2C:33-2. Disorderly Conduct Defeated
Disorderly conduct is a very broad criminal charge. It can be related to a bar fight, a verbal argument, or failure to obey the instructions of law enforcement officers. It can also be related to “drunk and disorderly” behavior such as public intoxication or urinating in public. In any event, it could lead to a permanent criminal charge on your record.
The criminal defense lawyers at The Tormey Law Firm handle disorderly conduct on a regular basis. We have current New Jersey prosecutors on our staff helping us to assess cases from both sides of the court-room, and we have advanced defensed strategies specifically for disorderly conduct cases. Feel free to keep reading about this disorderly conduct case that we defeated, or watch our video series on how to beat disorderly conduct. You will also find strategies that work in our Top 5 Ways To Beat A Criminal Charge series.
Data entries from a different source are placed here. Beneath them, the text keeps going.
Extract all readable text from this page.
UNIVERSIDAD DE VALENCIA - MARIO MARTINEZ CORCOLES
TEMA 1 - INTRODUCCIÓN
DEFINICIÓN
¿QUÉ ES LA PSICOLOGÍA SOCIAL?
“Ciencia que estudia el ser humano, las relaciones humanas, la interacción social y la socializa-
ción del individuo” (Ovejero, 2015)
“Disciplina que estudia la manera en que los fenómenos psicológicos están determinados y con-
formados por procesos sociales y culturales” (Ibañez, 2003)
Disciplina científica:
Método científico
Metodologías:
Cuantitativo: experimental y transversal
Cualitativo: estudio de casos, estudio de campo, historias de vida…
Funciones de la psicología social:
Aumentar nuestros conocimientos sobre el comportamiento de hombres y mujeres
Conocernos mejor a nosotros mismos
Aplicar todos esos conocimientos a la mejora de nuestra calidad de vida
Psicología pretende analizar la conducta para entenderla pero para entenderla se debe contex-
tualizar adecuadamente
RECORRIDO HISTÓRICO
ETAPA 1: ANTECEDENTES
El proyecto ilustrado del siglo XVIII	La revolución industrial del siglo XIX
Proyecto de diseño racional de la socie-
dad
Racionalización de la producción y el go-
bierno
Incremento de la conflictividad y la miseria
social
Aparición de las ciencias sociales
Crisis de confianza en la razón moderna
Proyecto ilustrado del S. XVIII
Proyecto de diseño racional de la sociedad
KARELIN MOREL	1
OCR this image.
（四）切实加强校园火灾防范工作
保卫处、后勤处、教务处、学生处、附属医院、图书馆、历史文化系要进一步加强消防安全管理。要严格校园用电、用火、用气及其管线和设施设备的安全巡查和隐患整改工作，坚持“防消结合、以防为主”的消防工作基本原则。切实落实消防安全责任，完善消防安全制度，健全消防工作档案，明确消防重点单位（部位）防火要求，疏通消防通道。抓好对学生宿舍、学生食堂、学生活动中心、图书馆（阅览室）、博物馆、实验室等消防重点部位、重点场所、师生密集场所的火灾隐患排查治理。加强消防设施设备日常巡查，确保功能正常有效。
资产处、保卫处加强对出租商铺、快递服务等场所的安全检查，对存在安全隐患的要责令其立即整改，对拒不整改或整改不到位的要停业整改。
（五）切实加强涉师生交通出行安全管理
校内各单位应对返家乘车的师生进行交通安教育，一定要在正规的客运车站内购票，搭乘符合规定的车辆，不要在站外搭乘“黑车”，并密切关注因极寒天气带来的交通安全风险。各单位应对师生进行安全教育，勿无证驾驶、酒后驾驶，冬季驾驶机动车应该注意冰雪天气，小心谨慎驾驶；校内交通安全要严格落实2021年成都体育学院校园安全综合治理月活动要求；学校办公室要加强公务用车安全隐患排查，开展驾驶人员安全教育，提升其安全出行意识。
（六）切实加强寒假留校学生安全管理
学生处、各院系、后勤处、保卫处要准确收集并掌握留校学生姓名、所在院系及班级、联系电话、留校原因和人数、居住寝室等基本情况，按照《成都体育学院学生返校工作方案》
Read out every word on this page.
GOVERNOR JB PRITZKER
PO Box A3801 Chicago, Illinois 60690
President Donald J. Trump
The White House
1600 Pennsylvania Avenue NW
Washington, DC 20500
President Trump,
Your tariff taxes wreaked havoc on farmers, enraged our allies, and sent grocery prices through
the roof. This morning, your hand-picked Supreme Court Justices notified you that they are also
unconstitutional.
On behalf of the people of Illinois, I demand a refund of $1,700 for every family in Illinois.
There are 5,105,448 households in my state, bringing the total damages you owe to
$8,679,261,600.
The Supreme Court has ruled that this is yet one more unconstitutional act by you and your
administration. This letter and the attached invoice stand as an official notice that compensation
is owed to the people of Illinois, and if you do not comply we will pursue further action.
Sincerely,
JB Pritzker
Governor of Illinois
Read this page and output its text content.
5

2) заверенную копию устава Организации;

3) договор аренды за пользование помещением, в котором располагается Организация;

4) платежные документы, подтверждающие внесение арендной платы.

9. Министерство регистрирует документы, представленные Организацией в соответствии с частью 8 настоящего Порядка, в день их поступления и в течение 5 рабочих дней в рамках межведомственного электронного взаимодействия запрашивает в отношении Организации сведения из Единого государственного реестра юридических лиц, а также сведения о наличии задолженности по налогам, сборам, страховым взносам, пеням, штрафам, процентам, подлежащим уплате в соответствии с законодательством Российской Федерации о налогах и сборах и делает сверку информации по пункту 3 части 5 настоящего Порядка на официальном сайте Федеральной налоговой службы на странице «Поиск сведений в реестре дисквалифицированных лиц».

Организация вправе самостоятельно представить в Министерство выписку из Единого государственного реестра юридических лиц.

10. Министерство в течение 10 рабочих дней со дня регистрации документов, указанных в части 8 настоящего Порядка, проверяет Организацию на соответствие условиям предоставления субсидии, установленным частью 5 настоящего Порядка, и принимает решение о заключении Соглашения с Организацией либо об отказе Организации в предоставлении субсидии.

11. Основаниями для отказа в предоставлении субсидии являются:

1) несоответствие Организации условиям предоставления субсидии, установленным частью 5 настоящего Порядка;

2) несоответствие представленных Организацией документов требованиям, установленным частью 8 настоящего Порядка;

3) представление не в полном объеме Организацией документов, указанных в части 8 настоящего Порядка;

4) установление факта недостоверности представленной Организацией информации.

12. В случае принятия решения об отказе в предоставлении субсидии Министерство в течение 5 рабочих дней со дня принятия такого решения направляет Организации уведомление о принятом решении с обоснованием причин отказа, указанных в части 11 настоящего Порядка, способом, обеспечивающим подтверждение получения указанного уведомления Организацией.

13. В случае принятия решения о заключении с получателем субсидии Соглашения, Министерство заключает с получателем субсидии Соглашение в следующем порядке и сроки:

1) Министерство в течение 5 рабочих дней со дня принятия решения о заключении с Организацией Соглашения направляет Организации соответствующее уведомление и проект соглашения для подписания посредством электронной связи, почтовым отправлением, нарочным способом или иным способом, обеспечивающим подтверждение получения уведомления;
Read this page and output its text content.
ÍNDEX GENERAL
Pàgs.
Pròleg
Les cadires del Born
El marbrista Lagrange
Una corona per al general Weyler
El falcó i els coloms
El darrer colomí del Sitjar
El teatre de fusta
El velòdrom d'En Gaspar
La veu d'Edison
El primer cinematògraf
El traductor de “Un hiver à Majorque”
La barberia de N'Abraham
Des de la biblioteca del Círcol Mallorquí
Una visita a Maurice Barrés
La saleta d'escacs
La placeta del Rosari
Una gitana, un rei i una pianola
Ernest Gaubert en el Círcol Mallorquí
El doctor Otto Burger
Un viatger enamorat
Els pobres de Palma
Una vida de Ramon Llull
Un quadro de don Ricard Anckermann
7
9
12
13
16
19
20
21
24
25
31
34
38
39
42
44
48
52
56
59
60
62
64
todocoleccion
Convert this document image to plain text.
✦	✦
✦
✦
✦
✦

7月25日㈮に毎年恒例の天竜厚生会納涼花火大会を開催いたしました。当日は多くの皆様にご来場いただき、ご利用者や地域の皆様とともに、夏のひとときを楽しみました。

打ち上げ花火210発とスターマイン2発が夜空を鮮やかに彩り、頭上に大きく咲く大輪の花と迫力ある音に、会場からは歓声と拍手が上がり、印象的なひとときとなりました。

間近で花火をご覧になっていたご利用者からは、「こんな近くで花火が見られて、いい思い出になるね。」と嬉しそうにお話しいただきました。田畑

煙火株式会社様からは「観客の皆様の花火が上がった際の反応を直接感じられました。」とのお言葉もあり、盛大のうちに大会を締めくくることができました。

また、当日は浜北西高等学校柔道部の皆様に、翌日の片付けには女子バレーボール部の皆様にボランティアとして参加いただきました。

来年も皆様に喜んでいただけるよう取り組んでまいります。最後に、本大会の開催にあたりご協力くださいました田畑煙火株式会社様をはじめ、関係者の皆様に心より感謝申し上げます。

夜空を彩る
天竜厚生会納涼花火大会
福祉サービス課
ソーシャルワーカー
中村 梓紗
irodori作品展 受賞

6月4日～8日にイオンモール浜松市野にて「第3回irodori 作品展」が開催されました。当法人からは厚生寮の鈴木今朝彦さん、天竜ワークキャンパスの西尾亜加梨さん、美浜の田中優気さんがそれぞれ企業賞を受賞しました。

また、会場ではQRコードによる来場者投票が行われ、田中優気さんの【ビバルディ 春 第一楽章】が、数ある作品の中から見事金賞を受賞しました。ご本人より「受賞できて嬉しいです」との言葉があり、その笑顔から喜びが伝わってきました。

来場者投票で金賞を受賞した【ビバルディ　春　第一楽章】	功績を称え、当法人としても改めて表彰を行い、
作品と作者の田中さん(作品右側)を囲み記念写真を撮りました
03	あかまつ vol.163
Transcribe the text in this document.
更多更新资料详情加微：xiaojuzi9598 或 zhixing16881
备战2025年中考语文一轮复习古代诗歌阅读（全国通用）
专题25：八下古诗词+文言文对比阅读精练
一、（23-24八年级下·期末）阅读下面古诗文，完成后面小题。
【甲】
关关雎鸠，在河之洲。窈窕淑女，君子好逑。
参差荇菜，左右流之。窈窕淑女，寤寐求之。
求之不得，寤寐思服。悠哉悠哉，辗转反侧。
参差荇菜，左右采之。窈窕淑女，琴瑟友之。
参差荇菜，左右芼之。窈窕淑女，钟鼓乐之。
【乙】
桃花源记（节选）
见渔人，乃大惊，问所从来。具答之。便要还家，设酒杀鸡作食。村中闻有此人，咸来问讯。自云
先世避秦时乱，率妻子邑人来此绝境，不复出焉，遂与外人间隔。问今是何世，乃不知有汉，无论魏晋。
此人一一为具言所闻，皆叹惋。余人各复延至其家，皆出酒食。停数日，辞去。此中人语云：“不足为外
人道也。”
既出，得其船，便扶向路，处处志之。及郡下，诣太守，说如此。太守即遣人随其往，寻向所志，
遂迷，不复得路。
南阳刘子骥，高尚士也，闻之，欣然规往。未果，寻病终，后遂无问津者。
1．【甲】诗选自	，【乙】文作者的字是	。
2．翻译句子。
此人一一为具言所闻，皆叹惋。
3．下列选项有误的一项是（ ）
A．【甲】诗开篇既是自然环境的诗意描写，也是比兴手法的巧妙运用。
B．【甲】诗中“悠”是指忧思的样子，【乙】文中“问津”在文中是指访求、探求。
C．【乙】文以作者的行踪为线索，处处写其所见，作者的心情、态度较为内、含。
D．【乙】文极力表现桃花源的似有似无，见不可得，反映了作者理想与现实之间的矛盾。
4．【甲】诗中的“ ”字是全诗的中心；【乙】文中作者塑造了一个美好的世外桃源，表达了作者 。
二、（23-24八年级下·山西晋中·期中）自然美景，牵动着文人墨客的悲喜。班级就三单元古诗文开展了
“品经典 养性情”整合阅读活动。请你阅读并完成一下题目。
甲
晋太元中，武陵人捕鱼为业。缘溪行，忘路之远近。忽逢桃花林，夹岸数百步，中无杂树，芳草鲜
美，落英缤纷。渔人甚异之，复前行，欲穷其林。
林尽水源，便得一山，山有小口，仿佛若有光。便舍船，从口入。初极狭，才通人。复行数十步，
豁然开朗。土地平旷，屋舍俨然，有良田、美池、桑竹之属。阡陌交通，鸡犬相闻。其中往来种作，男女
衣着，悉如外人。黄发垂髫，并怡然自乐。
NJ Disorderly Conduct Defeated
In my experience as a defense attorney, one thing that i can say without a doubt is that alcohol and a bunch of people together is a recipe for criminal offenses, especially “disorderly conduct”.
This case occurred in Far Hills, NJ and the horse racing event that most people call “The Hunt.”. This event usually involves 30,000 to 50,000 drunk people partying together and usually getting pretty rowdy.
In summary, disorderly conduct is causing annoying public disturbance, creating a hazard with reckless behavior, or generally being an alarming inconvenience to everyone. The guy who gets drunk, stumbles around, and starts fights is guilty of disorderly conduct. Even cursing excessively can be disorderly conduct. This is obviously not the exact letter of the law… But you can get that elsewhere on this site..
This case was exactly that, a disorderly conduct resulting from public urination at the hunt. My client was a young man with no prior criminal record who was extremely intoxicated at the time of the charge. He took this incident very seriously and took steps to deal with any alcohol issues including an inpatient rehabilitation program.
Based on his lack of prior criminal history, his age (he was very young), his clear remorse and his proactive steps to deal with any alcohol issues, I was able to convince the prosecutor, the judge, and the officer to drop the charges against him. This preserved his clean record.
Sometimes having solid relationships with the prosecutor and judges can go a long way. Additionally, there are a number of things you can do immediately after your arrest (i.e. rehab programs) that could alter the way that your case is handled.